Neste exercício nos propomos a escrever
cartas, conscientes de que elas seriam
extraviadas, de modo a construir espaços e
diálogos intermediários destinados a alguém,
alguma coisa ou um recorte dessa comunidade
de cinema. Como escreve Vinciane Despret,
“cartas são um testemunho material de laços, e
elas fabricam laços um pouco excepcionais,
dado que são perenes e que cada leitura as
reativa”.
por Geo Abreu, Giuliana Zamprogno, Maria Sucar,
Fábio de Carvalho Penido, Luan Santos,
Luiz Fernando Rodolfo, Ingá e Fabio Rodrigues.
[carta 8]
Curioso,
poucos filmes me tocaram tanto nos últimos tempos quanto um que fala justamente do toque - ou, se quisermos, da impossibilidade do toque. Isso parece demasiado próximo à pandemia, mas não se trata disso… é menos o outro como um perigo iminente, uma ameaça de morte, do que como apesar de tudo aquilo que chamamos “humano” é outro nome que se dá a esse desejo de ser gente, de abraçar, de precisar de alguém, de precisar daquilo que não se é e nunca será.
Na verdade, aprendi de modo sensível, ali, diante daquela filme, que para tocar não é preciso tocar. Confuso? Se você o tivesse visto, talvez um plano de comunhão se fizesse. “Aprendi”. De certo, um filme ensina. Ensina porque toca. Lição de pedra.
Dois quadros alternados, textos espaçados pelo quadro de imagem, arquivos de outros filmes… é tão dolorosa concretude clínica que faz, ao mesmo tempo, delicioso estudo de sintomas. repetir. perscrutar…
dificilmente amaria esse filme sozinho, dificilmente amaria esse filme em casa. Quero dizer com isso, para amar, é preciso do mundo, é preciso correr perigo, ser menor.
quero dizer, é preciso dar um jeito de tocar quando não se pode. nem que seja partilhando aquilo que nos toca.
lembras? tem um poema da Ana Martins Marques que diz da mesa: “porque uma mesa é uma espécie de chão que apoia os que ainda não caíram de vez”... esse filme que falei me tocou na mesma intensidade que esse poema. o anteparo da mesa, o álibi da bolsa. não se trata aqui de sinonímia é antes questão de toque.
um acontecimento é, em alguma medida isso, temporaliza o tempo. outra expressão para: nos faz pisar no chão do agora. Mesma frase que falei pra ti no banco da praça do canhão.
mas o acontecimento é outra coisa também: é corte.
saltemos.
com carinho,
qualquer um.
*
[carta 12]
Capivara,
Será que você já andou pelo centro da cidade de Belo Horizonte?
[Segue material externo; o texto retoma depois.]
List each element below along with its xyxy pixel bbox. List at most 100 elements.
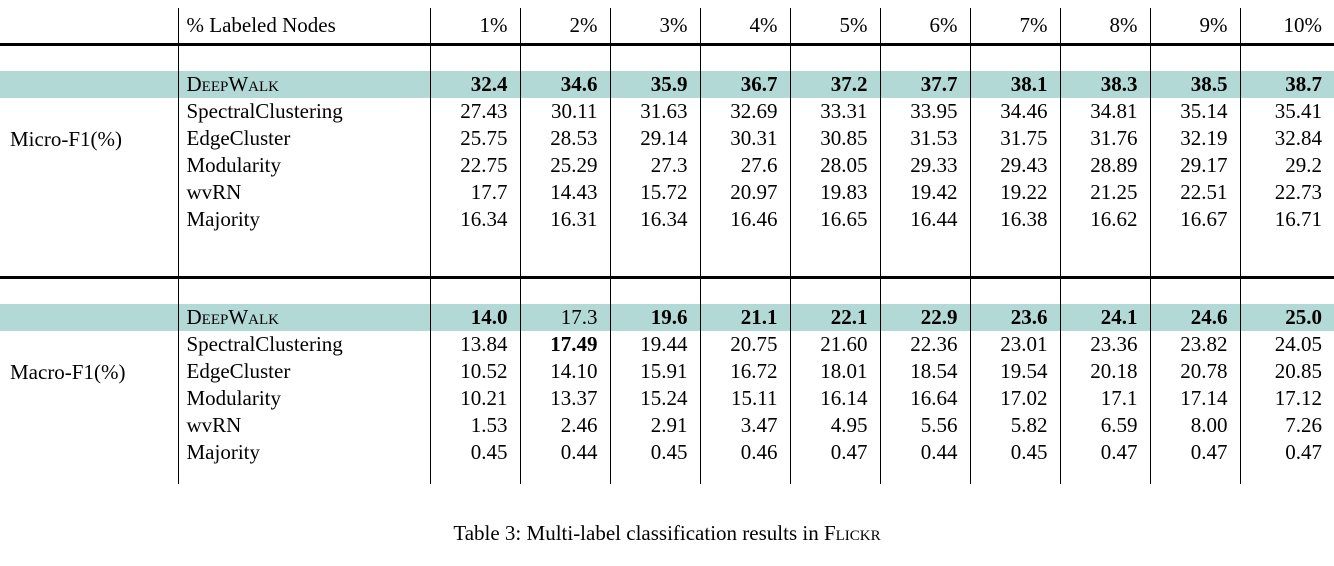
extension-cell <box>969 466 1060 484</box>
spacer-cell <box>177 44 430 71</box>
results-table: % Labeled Nodes 1% 2% 3% 4% 5% 6% 7% 8% 9% 10% Micr… <box>0 8 1334 484</box>
method-name: Modularity <box>177 385 430 412</box>
value-cell: 20.18 <box>1059 358 1150 385</box>
header-col-3: 3% <box>609 8 700 46</box>
extension-cell <box>789 466 880 484</box>
method-name: wvRN <box>177 412 430 439</box>
value-cell: 22.9 <box>879 304 970 331</box>
value-cell: 13.37 <box>519 385 610 412</box>
value-cell: 34.46 <box>969 98 1060 125</box>
spacer-cell <box>1239 277 1334 304</box>
header-col-10: 10% <box>1239 8 1334 46</box>
method-name: SpectralClustering <box>177 98 430 125</box>
data-row-spectralclustering: SpectralClustering 13.84 17.49 19.44 20.75 21… <box>0 331 1334 358</box>
spacer-cell <box>969 44 1060 71</box>
value-cell: 17.14 <box>1149 385 1240 412</box>
spacer-cell <box>789 44 880 71</box>
value-cell: 14.43 <box>519 179 610 206</box>
value-cell: 0.46 <box>699 439 790 466</box>
data-row-majority: Majority 16.34 16.31 16.34 16.46 16.65 16.44 16… <box>0 206 1334 233</box>
value-cell: 0.47 <box>789 439 880 466</box>
value-cell: 22.73 <box>1239 179 1334 206</box>
value-cell: 33.95 <box>879 98 970 125</box>
value-cell: 16.71 <box>1239 206 1334 233</box>
value-cell: 28.05 <box>789 152 880 179</box>
spacer-cell <box>789 277 880 304</box>
value-cell: 0.45 <box>609 439 700 466</box>
value-cell: 31.76 <box>1059 125 1150 152</box>
value-cell: 32.19 <box>1149 125 1240 152</box>
value-cell: 29.43 <box>969 152 1060 179</box>
value-cell: 16.14 <box>789 385 880 412</box>
data-row-modularity: Modularity 22.75 25.29 27.3 27.6 28.05 29.33 29… <box>0 152 1334 179</box>
value-cell: 17.12 <box>1239 385 1334 412</box>
method-name: Majority <box>177 439 430 466</box>
value-cell: 0.47 <box>1149 439 1240 466</box>
extension-cell <box>519 466 610 484</box>
value-cell: 8.00 <box>1149 412 1240 439</box>
value-cell: 32.84 <box>1239 125 1334 152</box>
value-cell: 3.47 <box>699 412 790 439</box>
value-cell: 37.2 <box>789 71 880 98</box>
header-col-6: 6% <box>879 8 970 46</box>
value-cell: 6.59 <box>1059 412 1150 439</box>
extension-cell <box>429 466 520 484</box>
value-cell: 25.75 <box>429 125 520 152</box>
value-cell: 0.47 <box>1239 439 1334 466</box>
method-name: DeepWalk <box>177 304 430 331</box>
table-caption: Table 3: Multi-label classification resu… <box>0 521 1334 546</box>
value-cell: 14.10 <box>519 358 610 385</box>
value-cell: 18.54 <box>879 358 970 385</box>
data-row-spectralclustering: SpectralClustering 27.43 30.11 31.63 32.69 33… <box>0 98 1334 125</box>
value-cell: 32.69 <box>699 98 790 125</box>
value-cell: 29.14 <box>609 125 700 152</box>
method-name: SpectralClustering <box>177 331 430 358</box>
value-cell: 2.46 <box>519 412 610 439</box>
method-name: Majority <box>177 206 430 233</box>
value-cell: 16.46 <box>699 206 790 233</box>
extension-cell <box>969 233 1060 279</box>
value-cell: 19.22 <box>969 179 1060 206</box>
value-cell: 38.1 <box>969 71 1060 98</box>
spacer-cell <box>1059 44 1150 71</box>
value-cell: 15.11 <box>699 385 790 412</box>
spacer-cell <box>609 44 700 71</box>
extension-cell <box>429 233 520 279</box>
extension-cell <box>609 466 700 484</box>
value-cell: 17.3 <box>519 304 610 331</box>
header-col-8: 8% <box>1059 8 1150 46</box>
data-row-edgecluster: EdgeCluster 25.75 28.53 29.14 30.31 30.85 31.5… <box>0 125 1334 152</box>
extension-cell <box>879 233 970 279</box>
value-cell: 16.34 <box>429 206 520 233</box>
value-cell: 30.11 <box>519 98 610 125</box>
extension-cell <box>177 466 430 484</box>
value-cell: 22.75 <box>429 152 520 179</box>
value-cell: 7.26 <box>1239 412 1334 439</box>
method-name: wvRN <box>177 179 430 206</box>
value-cell: 29.17 <box>1149 152 1240 179</box>
extension-cell <box>0 233 178 279</box>
value-cell: 4.95 <box>789 412 880 439</box>
value-cell: 38.7 <box>1239 71 1334 98</box>
spacer-cell <box>519 44 610 71</box>
data-row-deepwalk: DeepWalk 32.4 34.6 35.9 36.7 37.2 37.7 38.1 38.3… <box>0 71 1334 98</box>
metric-label-macro-f1: Macro-F1(%) <box>10 359 126 384</box>
value-cell: 31.63 <box>609 98 700 125</box>
extension-cell <box>789 233 880 279</box>
spacer-cell <box>1239 44 1334 71</box>
extension-cell <box>609 233 700 279</box>
spacer-cell <box>969 277 1060 304</box>
value-cell: 0.45 <box>969 439 1060 466</box>
value-cell: 19.83 <box>789 179 880 206</box>
spacer-cell <box>609 277 700 304</box>
value-cell: 31.53 <box>879 125 970 152</box>
header-col-9: 9% <box>1149 8 1240 46</box>
value-cell: 21.60 <box>789 331 880 358</box>
method-name: EdgeCluster <box>177 125 430 152</box>
value-cell: 22.1 <box>789 304 880 331</box>
value-cell: 34.81 <box>1059 98 1150 125</box>
value-cell: 0.44 <box>879 439 970 466</box>
value-cell: 13.84 <box>429 331 520 358</box>
extension-cell <box>519 233 610 279</box>
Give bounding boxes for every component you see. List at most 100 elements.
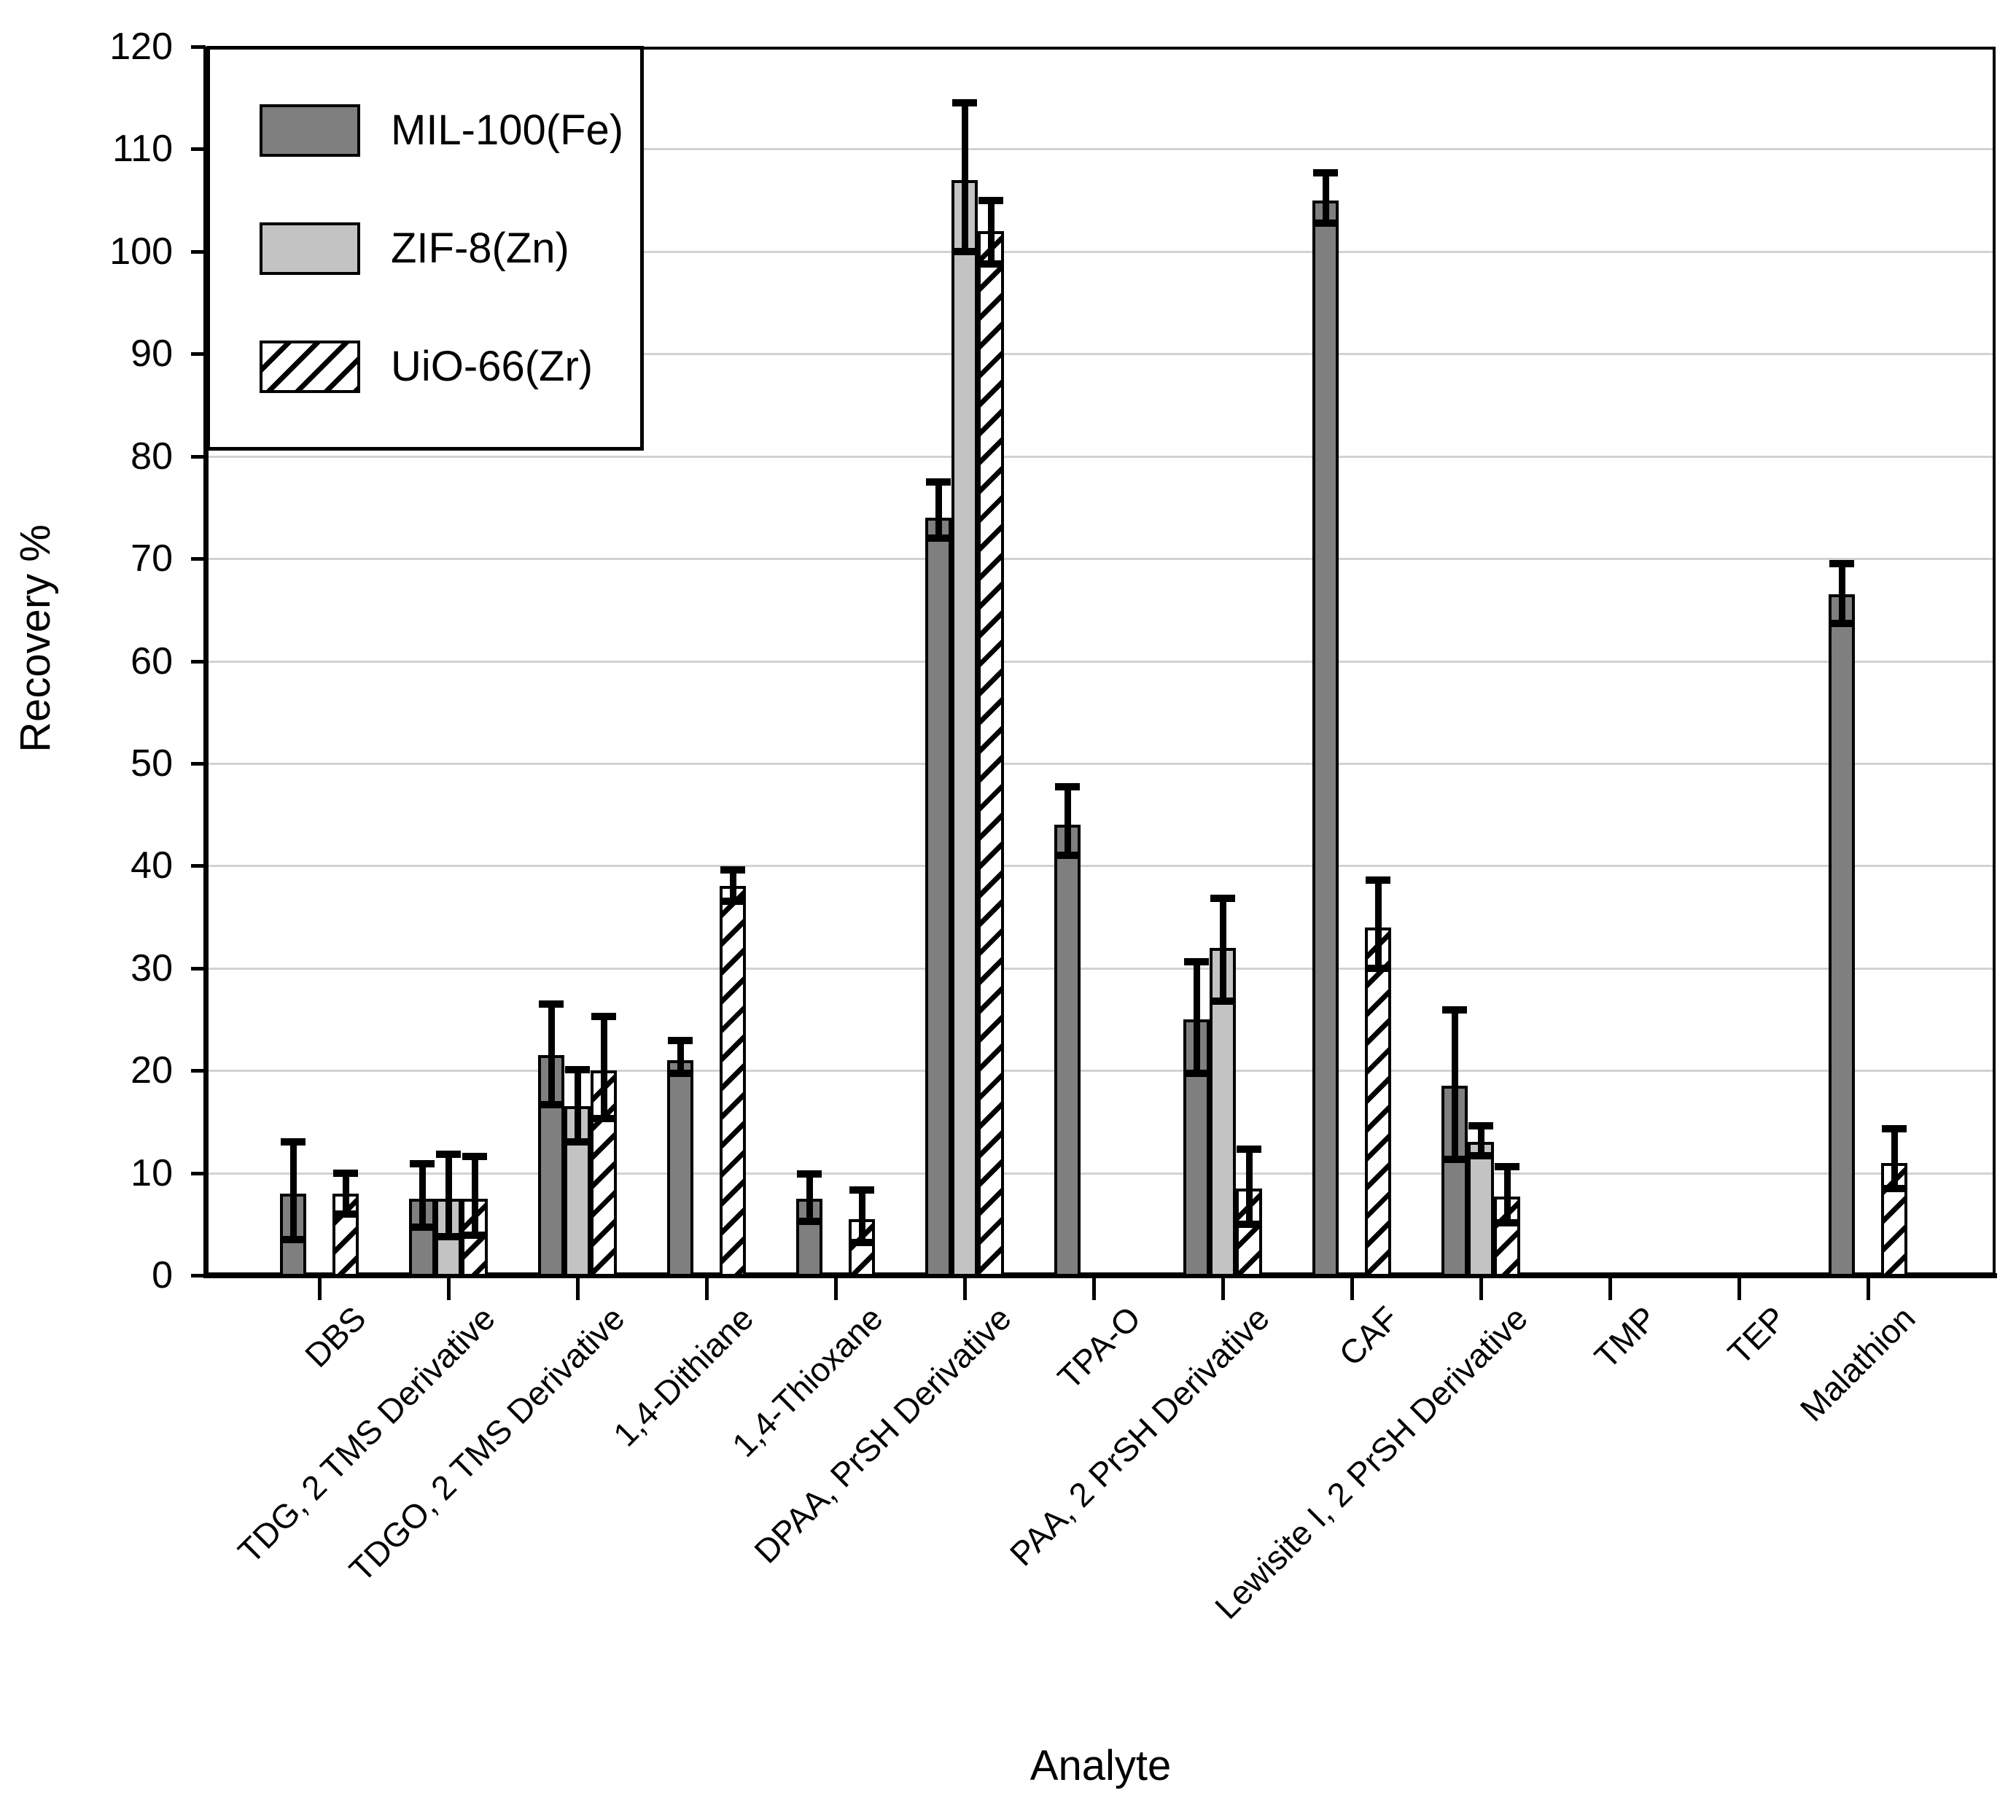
error-bar-cap-top bbox=[1366, 876, 1390, 884]
x-axis-tick bbox=[447, 1275, 451, 1300]
error-bar-cap-bottom bbox=[539, 1100, 564, 1108]
error-bar-cap-bottom bbox=[1495, 1219, 1519, 1227]
error-bar-whisker bbox=[988, 200, 995, 264]
x-axis-tick bbox=[1092, 1275, 1096, 1300]
error-bar-cap-bottom bbox=[797, 1217, 822, 1225]
y-tick-label: 0 bbox=[152, 1254, 173, 1296]
gridline bbox=[208, 558, 1994, 561]
legend: MIL-100(Fe) ZIF-8(Zn) UiO-66(Zr) bbox=[206, 46, 644, 451]
error-bar-cap-bottom bbox=[668, 1070, 693, 1078]
y-axis-tick bbox=[191, 147, 206, 152]
bar bbox=[925, 517, 951, 1277]
error-bar-cap-bottom bbox=[1184, 1070, 1209, 1078]
legend-label: ZIF-8(Zn) bbox=[391, 225, 569, 272]
legend-swatch-uio-66-zr bbox=[260, 340, 360, 393]
bar bbox=[564, 1106, 591, 1277]
error-bar-whisker bbox=[962, 103, 968, 252]
y-axis-tick bbox=[191, 454, 206, 459]
y-axis-tick bbox=[191, 966, 206, 971]
y-axis-line bbox=[203, 47, 208, 1278]
y-tick-label: 30 bbox=[131, 946, 173, 989]
error-bar-cap-bottom bbox=[1210, 997, 1235, 1005]
gridline bbox=[208, 250, 1994, 253]
legend-item: ZIF-8(Zn) bbox=[260, 222, 640, 275]
error-bar-cap-top bbox=[1055, 783, 1080, 791]
error-bar-cap-bottom bbox=[926, 534, 951, 542]
error-bar-whisker bbox=[1478, 1125, 1484, 1156]
x-axis-tick bbox=[963, 1275, 967, 1300]
y-tick-label: 10 bbox=[131, 1151, 173, 1194]
bar bbox=[1468, 1142, 1494, 1277]
error-bar-cap-top bbox=[797, 1170, 822, 1178]
y-tick-label: 70 bbox=[131, 537, 173, 580]
y-axis-tick bbox=[191, 249, 206, 254]
error-bar-whisker bbox=[1375, 879, 1382, 968]
error-bar-whisker bbox=[1065, 787, 1071, 856]
error-bar-cap-top bbox=[849, 1186, 874, 1194]
error-bar-cap-bottom bbox=[1366, 964, 1390, 972]
error-bar-whisker bbox=[935, 481, 942, 538]
error-bar-cap-top bbox=[281, 1138, 305, 1146]
error-bar-cap-bottom bbox=[591, 1115, 616, 1123]
y-tick-label: 50 bbox=[131, 742, 173, 785]
error-bar-whisker bbox=[1323, 172, 1329, 223]
error-bar-cap-bottom bbox=[565, 1138, 590, 1146]
error-bar-cap-top bbox=[1468, 1121, 1493, 1129]
y-axis-tick bbox=[191, 557, 206, 561]
y-tick-label: 40 bbox=[131, 844, 173, 887]
bar bbox=[978, 230, 1004, 1277]
y-tick-label: 90 bbox=[131, 332, 173, 376]
error-bar-whisker bbox=[1246, 1149, 1253, 1224]
bar bbox=[1054, 825, 1081, 1277]
error-bar-cap-top bbox=[926, 478, 951, 486]
x-axis-tick bbox=[1221, 1275, 1225, 1300]
error-bar-whisker bbox=[1504, 1167, 1511, 1224]
error-bar-cap-bottom bbox=[849, 1239, 874, 1247]
x-axis-tick bbox=[318, 1275, 322, 1300]
error-bar-cap-top bbox=[410, 1159, 435, 1167]
error-bar-whisker bbox=[290, 1142, 297, 1240]
error-bar-cap-top bbox=[720, 866, 745, 874]
error-bar-whisker bbox=[343, 1172, 349, 1214]
error-bar-cap-top bbox=[1184, 958, 1209, 966]
error-bar-whisker bbox=[548, 1003, 555, 1105]
error-bar-whisker bbox=[601, 1016, 607, 1119]
x-category-label: TDG, 2 TMS Derivative bbox=[230, 1299, 503, 1571]
gridline bbox=[208, 762, 1994, 765]
x-category-label: CAF bbox=[1331, 1299, 1406, 1374]
bar bbox=[720, 886, 746, 1277]
y-tick-label: 120 bbox=[109, 26, 173, 68]
y-tick-label: 110 bbox=[112, 128, 173, 171]
x-category-label: TMP bbox=[1587, 1299, 1665, 1376]
error-bar-cap-bottom bbox=[1442, 1156, 1467, 1164]
error-bar-cap-bottom bbox=[1237, 1220, 1261, 1228]
error-bar-cap-bottom bbox=[1468, 1151, 1493, 1159]
bar bbox=[1829, 594, 1855, 1277]
y-axis-tick bbox=[191, 761, 206, 766]
x-axis-tick bbox=[1479, 1275, 1483, 1300]
error-bar-cap-top bbox=[1442, 1006, 1467, 1014]
error-bar-cap-bottom bbox=[281, 1235, 305, 1243]
bar bbox=[1183, 1019, 1210, 1277]
x-axis-tick bbox=[1867, 1275, 1870, 1300]
error-bar-cap-bottom bbox=[1313, 219, 1338, 227]
gridline bbox=[208, 865, 1994, 868]
x-axis-line bbox=[203, 1273, 1997, 1278]
gridline bbox=[208, 660, 1994, 663]
x-axis-tick bbox=[705, 1275, 709, 1300]
y-axis-tick bbox=[191, 1274, 206, 1278]
error-bar-cap-top bbox=[1237, 1146, 1261, 1154]
error-bar-cap-top bbox=[591, 1012, 616, 1020]
legend-label: UiO-66(Zr) bbox=[391, 343, 593, 390]
error-bar-cap-bottom bbox=[1829, 619, 1854, 627]
y-tick-label: 100 bbox=[109, 230, 173, 273]
x-category-label: DPAA, PrSH Derivative bbox=[747, 1299, 1019, 1571]
error-bar-whisker bbox=[1194, 962, 1200, 1074]
x-category-label: Malathion bbox=[1792, 1299, 1923, 1429]
error-bar-cap-bottom bbox=[1882, 1184, 1907, 1192]
error-bar-cap-top bbox=[1313, 168, 1338, 176]
error-bar-whisker bbox=[575, 1069, 581, 1143]
error-bar-cap-top bbox=[668, 1037, 693, 1045]
error-bar-cap-bottom bbox=[1055, 852, 1080, 860]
As avenidas largas na beira do Cinema Humberto Mauro me lembram toda essa estrada que hoje ficou entre eu e você. A estrada que percorri enquanto assisti Dois sapatear no ritmo de uma distância. Você sabia que nem toda distância tem o mesmo ritmo, não é? Hoje quando você chegou no festival e teve aquela vontade súbita de entrar numa sessão da qual você não soubesse nem a sinopse.
Depois de tantos programas vistos com a coluna encurvada de frente para o computador, fez toda diferença adentrar uma sala de cinema, ainda que fosse para apagar do jeito que você apagou. Estava tão escuro alí dentro. Enquanto o filme era projetado, sonhei que você me dizia “não consigo mais sustentar” era aí que eu pegava na sua mão e a gente atravessava uma estrada até a Pavuna, São João de Meriti, Suellen e o Atlântico. Deixa eu te contar: quando acordei o filme colocava duas fotos em relação, de novo e de novo. Duas gerações transmitidas por uma postura, um modo de encarar ou fugir do olhar da câmera. Você já tentou me olhar nos olhos? Aqui numa retina que a 24 quadros por segundos te diz: você não está só, companheira.
na força do ódio,
com amor,
este texto foi produzido como parte da oficina Corpo Crítico – Entre Políticas da Amizade e Ensaios da Traição, ministrada por Ingá e Fabio Rodrigues Filho, durante o 23º FestCurtasBH.